The board may choose to rebuild/refurbish the fossil-fueled generator because it provides function and reliability at a lower cost than a solar production system with storage.

Some may argue that continuing to operate a fossil-fueled generator is inconsistent with public health, safety, and welfare, while others will point to the increased reliability of the fossil-fueled generator as a demonstration of greater concern for public welfare. The ethical objective is an informed policy and project decision-making process.

NSPE Code of Ethics References: 


Hold paramount the safety, health, and welfare of the public.

Subject Reference: 
Duty to the Public


Conduct themselves honorably, responsibly, ethically, and lawfully so as to enhance the honor, reputation, and usefulness of the profession.

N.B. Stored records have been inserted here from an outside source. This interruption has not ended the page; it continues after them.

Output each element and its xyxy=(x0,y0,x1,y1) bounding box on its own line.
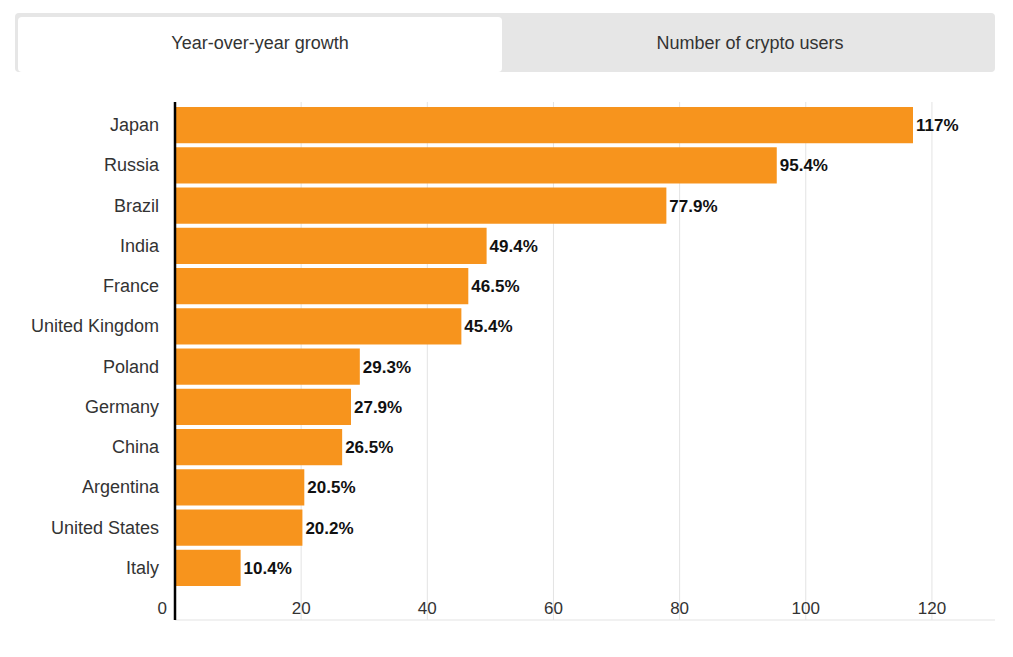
tick-label: 80 xyxy=(670,599,689,618)
data-label: 117% xyxy=(916,116,959,135)
category-label: France xyxy=(103,276,159,296)
category-label: Poland xyxy=(103,357,159,377)
bar xyxy=(175,188,666,224)
bar xyxy=(175,510,302,546)
category-label: United Kingdom xyxy=(31,316,159,336)
data-label: 29.3% xyxy=(363,358,411,377)
category-label: Italy xyxy=(126,558,159,578)
category-label: Argentina xyxy=(82,477,160,497)
grid-line xyxy=(931,102,932,620)
data-label: 26.5% xyxy=(345,438,393,457)
tick-label: 20 xyxy=(292,599,311,618)
data-label: 49.4% xyxy=(490,237,538,256)
bar xyxy=(175,228,487,264)
bar xyxy=(175,429,342,465)
data-label: 20.5% xyxy=(307,478,355,497)
bar xyxy=(175,389,351,425)
bar xyxy=(175,550,241,586)
bar xyxy=(175,469,304,505)
category-label: India xyxy=(120,236,160,256)
y-axis-line xyxy=(174,102,177,620)
data-label: 45.4% xyxy=(464,317,512,336)
tick-label: 120 xyxy=(918,599,946,618)
tabs: Year-over-year growth Number of crypto us… xyxy=(15,13,995,72)
tick-label: 60 xyxy=(544,599,563,618)
category-label: Brazil xyxy=(114,196,159,216)
data-label: 27.9% xyxy=(354,398,402,417)
tab-bar xyxy=(15,13,995,72)
bar xyxy=(175,107,913,143)
tick-label: 0 xyxy=(158,599,167,618)
x-axis-line xyxy=(175,620,995,621)
labels: 117% Japan 95.4% Russia 77.9% Brazil 49.4% Indi… xyxy=(31,115,959,578)
tick-label: 40 xyxy=(418,599,437,618)
bar xyxy=(175,147,777,183)
category-label: China xyxy=(112,437,160,457)
bar xyxy=(175,349,360,385)
chart-svg: Year-over-year growth Number of crypto us… xyxy=(0,0,1013,657)
bars xyxy=(175,107,913,586)
chart-root: Year-over-year growth Number of crypto us… xyxy=(0,0,1013,657)
category-label: Germany xyxy=(85,397,159,417)
data-label: 95.4% xyxy=(780,156,828,175)
data-label: 10.4% xyxy=(244,559,292,578)
category-label: United States xyxy=(51,518,159,538)
data-label: 46.5% xyxy=(471,277,519,296)
tick-label: 100 xyxy=(792,599,820,618)
category-label: Japan xyxy=(110,115,159,135)
bar xyxy=(175,268,468,304)
x-ticks: 0 20 40 60 80 100 120 xyxy=(158,599,947,618)
bar xyxy=(175,308,461,344)
tab-label[interactable]: Year-over-year growth xyxy=(171,33,348,53)
data-label: 20.2% xyxy=(305,519,353,538)
data-label: 77.9% xyxy=(669,197,717,216)
category-label: Russia xyxy=(104,155,160,175)
tab-label[interactable]: Number of crypto users xyxy=(656,33,843,53)
grid-line xyxy=(805,102,806,620)
tab-active[interactable] xyxy=(18,17,502,72)
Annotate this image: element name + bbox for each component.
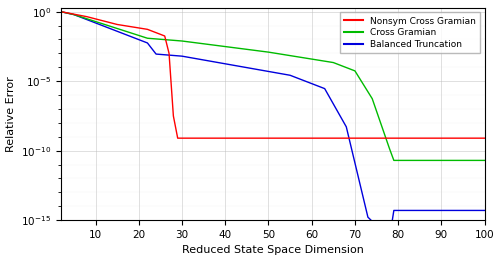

Engineers shall not reveal facts, data, or information without the prior consent of the client or employer except as authorized or required by law or this Code.

Subject Reference: 
Confidential Information


Engineers shall be objective and truthful in professional reports, statements, or testimony. They shall include all relevant and pertinent information in such reports, statements, or testimony, which should bear the date indicating when it was current.

Subject Reference: 
Misrepresentation/Omission of Facts
Professional Reports, Statements, Testimony


Engineers may express publicly technical opinions that are founded upon knowledge of the facts and competence in the subject matter.

Subject Reference: 


Engineers shall act for each employer or client as faithful agents or trustees.

Subject Reference: 
Conflict of Interest
Faithful Agents and Trustees


Engineers shall advise their clients or employers when they believe a project will not be successful.

Subject Reference: 
Duty to Disclose


Engineers are encouraged to adhere to the principles of sustainable development1 in order to protect the environment for future generations.
Footnote 1
"Sustainable development" is the challenge of meeting human needs for natural resources, industrial products, energy, food, transportation, shelter, and effective waste management while conserving and protecting environmental quality and the natural resource base essential for future development.

Subject Reference: 
Sustainable Development
  1. Engineer A has an ethical obligation to include information about the utility generation mix and potential rolling blackouts in a report to the organization’s board.
  2. Engineer A’s report should also include information about cost of battery storage and the potential consequences of not having battery storage on system reliability relative to public safety, health, and welfare.